The Communiqué forms part of South Africa’s official inputs to the G20 Leaders’ Summit, which will be hosted at the Nasrec Expo Centre from 22 to 23 November under the theme “Solidarity, Equality and Sustainability.”
Botes received the T20 Communiqué on behalf of the Presidency. The T20 acts as the G20’s knowledge partner, bringing together global research institutions to provide evidence-based analysis for the world’s most powerful economic forum.
Its Communiqué draws on the expertise of five specialised Task Forces; namely, Trade and Investment; Digital Transformation; Financing for Sustainable Development; Solidarity for the Achievement of the SDGs; and Accelerating Climate Action and the Just Energy Transition
WTO reform, fairer global rules
The Trade and Investment Task Force says global development depends on a reformed, modernised trading system. It notes that “achieving more inclusive, resilient and sustainable development requires renewed global cooperation,” warning that geopolitical tensions, climate shocks and reconfigured supply chains have created unprecedented uncertainty.
With 32 of the world’s 44 least developed countries now in Africa, the T20 says the WTO must adopt more flexible rules that reflect modern economic realities. It recommends fairer dispute resolution, stronger support for African digital trade systems, expanded trade finance, and industrial policies that enable technology transfer and value addition in the Global South.
Closing the data and access gap
The Digital Transformation Task Force highlights the widening digital divide, particularly in Africa, where many governments lack basic ICT indicators needed to track SDG progress.
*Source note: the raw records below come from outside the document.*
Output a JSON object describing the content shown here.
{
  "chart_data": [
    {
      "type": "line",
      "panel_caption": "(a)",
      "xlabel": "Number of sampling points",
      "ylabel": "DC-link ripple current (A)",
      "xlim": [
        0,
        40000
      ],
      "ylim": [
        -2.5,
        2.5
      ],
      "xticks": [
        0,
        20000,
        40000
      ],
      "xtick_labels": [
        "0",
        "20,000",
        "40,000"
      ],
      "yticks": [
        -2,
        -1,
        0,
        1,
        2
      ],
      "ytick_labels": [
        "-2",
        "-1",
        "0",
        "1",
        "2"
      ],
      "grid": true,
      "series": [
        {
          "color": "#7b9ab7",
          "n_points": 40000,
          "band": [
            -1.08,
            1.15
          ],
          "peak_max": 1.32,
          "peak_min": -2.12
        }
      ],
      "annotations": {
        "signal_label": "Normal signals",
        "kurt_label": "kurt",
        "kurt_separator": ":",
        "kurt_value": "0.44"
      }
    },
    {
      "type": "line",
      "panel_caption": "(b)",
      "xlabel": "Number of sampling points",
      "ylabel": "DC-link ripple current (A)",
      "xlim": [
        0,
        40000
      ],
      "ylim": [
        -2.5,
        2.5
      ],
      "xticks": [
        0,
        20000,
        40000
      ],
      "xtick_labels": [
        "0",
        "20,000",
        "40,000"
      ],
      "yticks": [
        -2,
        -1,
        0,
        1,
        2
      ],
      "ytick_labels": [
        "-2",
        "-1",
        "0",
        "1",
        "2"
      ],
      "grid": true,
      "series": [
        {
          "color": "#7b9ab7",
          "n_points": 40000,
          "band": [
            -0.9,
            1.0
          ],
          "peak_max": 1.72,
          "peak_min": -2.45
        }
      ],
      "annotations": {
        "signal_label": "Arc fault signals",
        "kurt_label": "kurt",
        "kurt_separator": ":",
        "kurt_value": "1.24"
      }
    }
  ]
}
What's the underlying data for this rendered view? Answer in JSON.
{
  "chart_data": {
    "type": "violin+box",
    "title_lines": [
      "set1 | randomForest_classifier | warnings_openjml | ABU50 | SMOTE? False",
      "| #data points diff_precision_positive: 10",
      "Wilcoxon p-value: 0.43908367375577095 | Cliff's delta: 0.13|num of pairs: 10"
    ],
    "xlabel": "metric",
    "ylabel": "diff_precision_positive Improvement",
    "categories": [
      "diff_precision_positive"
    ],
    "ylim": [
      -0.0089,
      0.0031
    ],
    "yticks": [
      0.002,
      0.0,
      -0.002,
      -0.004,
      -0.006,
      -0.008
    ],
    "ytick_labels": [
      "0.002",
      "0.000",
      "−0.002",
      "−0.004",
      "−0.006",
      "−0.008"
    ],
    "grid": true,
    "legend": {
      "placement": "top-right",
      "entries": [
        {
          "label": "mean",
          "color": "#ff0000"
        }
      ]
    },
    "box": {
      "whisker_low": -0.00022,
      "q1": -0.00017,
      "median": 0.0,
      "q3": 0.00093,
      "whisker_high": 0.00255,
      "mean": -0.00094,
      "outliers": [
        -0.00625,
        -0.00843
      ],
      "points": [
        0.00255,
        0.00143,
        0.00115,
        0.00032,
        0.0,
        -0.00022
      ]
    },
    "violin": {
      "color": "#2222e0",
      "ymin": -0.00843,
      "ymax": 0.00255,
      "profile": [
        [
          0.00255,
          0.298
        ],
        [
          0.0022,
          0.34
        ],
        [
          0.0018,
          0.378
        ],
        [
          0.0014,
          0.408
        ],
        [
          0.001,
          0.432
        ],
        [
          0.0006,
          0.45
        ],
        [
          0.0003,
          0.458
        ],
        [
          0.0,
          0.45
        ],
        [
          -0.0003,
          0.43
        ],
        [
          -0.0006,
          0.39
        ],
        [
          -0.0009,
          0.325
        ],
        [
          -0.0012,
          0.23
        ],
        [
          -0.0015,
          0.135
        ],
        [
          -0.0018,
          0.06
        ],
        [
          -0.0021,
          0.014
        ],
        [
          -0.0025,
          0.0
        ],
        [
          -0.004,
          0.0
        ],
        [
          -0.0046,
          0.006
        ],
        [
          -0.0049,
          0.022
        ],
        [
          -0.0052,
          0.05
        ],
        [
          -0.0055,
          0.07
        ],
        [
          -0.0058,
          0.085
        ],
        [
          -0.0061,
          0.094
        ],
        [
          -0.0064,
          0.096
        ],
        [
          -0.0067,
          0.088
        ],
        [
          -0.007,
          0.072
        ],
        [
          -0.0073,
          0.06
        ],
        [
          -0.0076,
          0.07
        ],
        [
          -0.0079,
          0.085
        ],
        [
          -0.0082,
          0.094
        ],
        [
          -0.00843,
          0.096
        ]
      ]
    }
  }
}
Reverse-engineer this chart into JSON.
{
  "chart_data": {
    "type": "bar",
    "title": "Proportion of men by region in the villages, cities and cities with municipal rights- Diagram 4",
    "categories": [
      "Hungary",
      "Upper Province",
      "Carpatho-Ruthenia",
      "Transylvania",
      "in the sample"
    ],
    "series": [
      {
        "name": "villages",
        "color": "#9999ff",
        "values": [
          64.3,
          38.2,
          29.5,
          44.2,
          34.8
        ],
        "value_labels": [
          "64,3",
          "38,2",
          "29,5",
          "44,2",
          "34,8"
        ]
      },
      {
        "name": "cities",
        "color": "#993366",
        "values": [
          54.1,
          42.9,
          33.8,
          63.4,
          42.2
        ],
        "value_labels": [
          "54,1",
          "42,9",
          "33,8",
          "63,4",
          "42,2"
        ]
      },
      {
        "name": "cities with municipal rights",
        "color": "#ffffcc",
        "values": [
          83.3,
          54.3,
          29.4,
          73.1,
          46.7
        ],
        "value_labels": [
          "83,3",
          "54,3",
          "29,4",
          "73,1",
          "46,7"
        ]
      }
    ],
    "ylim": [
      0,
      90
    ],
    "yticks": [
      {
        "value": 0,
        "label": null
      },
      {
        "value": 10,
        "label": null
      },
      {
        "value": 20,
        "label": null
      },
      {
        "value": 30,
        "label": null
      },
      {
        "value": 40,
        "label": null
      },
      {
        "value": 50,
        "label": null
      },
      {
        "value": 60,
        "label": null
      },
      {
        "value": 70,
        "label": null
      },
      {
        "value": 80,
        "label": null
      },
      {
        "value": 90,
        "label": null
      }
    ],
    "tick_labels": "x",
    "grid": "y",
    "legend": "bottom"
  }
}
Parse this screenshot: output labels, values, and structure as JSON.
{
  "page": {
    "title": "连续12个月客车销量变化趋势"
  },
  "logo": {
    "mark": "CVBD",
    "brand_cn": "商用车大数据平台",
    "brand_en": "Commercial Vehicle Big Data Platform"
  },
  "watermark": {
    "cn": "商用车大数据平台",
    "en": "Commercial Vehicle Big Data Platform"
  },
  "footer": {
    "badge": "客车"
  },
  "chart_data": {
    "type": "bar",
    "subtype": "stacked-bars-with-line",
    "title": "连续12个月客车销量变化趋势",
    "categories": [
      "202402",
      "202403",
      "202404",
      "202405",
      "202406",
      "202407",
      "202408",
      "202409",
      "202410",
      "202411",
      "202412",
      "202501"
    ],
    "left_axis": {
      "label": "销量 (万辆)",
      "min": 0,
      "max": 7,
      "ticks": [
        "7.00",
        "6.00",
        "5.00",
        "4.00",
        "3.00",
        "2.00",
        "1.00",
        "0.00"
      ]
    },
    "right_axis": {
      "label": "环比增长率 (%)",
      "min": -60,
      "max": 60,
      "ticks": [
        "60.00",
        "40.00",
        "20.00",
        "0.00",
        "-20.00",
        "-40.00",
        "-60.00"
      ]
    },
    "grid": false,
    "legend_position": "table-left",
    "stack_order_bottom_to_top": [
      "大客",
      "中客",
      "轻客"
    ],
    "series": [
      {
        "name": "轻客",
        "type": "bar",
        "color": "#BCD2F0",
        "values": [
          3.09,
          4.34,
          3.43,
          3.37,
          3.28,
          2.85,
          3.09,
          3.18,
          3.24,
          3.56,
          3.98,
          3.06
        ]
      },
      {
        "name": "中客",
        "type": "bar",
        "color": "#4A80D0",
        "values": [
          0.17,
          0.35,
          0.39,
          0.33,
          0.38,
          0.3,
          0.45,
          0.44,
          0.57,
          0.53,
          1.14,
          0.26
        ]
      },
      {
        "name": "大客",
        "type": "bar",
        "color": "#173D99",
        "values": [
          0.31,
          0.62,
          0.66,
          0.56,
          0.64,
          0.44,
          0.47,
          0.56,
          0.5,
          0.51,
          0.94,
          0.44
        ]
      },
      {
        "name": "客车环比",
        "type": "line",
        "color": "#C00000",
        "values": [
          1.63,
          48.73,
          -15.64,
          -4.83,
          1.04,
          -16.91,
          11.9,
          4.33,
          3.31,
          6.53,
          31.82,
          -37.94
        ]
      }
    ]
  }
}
It urges the G20 to help countries build robust digital public infrastructure, invest in secure cross-border data systems, and create rights-based digital governance frameworks.
The group also calls for global standards to govern digital currencies, ensuring consumer safety and financial stability as AI-driven technologies reshape the global economy.
Overhaul the global financial architecture
The T20 says the world’s financing system is “fragmented, under-resourced and misaligned with the SDGs.” It recommends a major restructuring of the IMF’s governance model, eliminating veto powers and transforming Special Drawing Rights into a genuine global liquidity tool.
It calls for reforms at multilateral development banks, lower borrowing costs for African countries, faster debt resolution mechanisms, climate-related debt pauses, and exploration of a new global debt architecture similar to a sovereign bankruptcy court.
The Task Force further urges the G20 to back a UN-led global tax framework, including a minimum tax on wealthy individuals, and to support a more diversified international currency system to reduce instability caused by reliance on a single dominant currency.
SDG Solidarity, A World ‘Dangerously Off Track’
The SDG Task Force warns that solidarity must be treated “not as an act of goodwill but as a structural imperative.” It notes that only 17 percent of SDG targets are on track and calls for coordinated global action on food security, gender equality and financial reforms that protect low-income countries from harmful “spillover” effects.
Climate Action and Just Energy Transition
The climate-focused Task Force stresses that ambitious, inclusive action is essential “to ensure a more sustainable, equitable and resilient world for current and future generations.” It calls for an equitable Critical Minerals Governance Framework, public disclosure of mining agreements, expanded climate adaptation finance, and strengthened bioeconomy and biodiversity planning.
In its preamble, the T20 writes:
“This communiqué arrives at a time of profound global turbulence and weakening multilateral cooperation. Yet, it is precisely in such times that deliberate, cooperative problem-solving is critically needed.”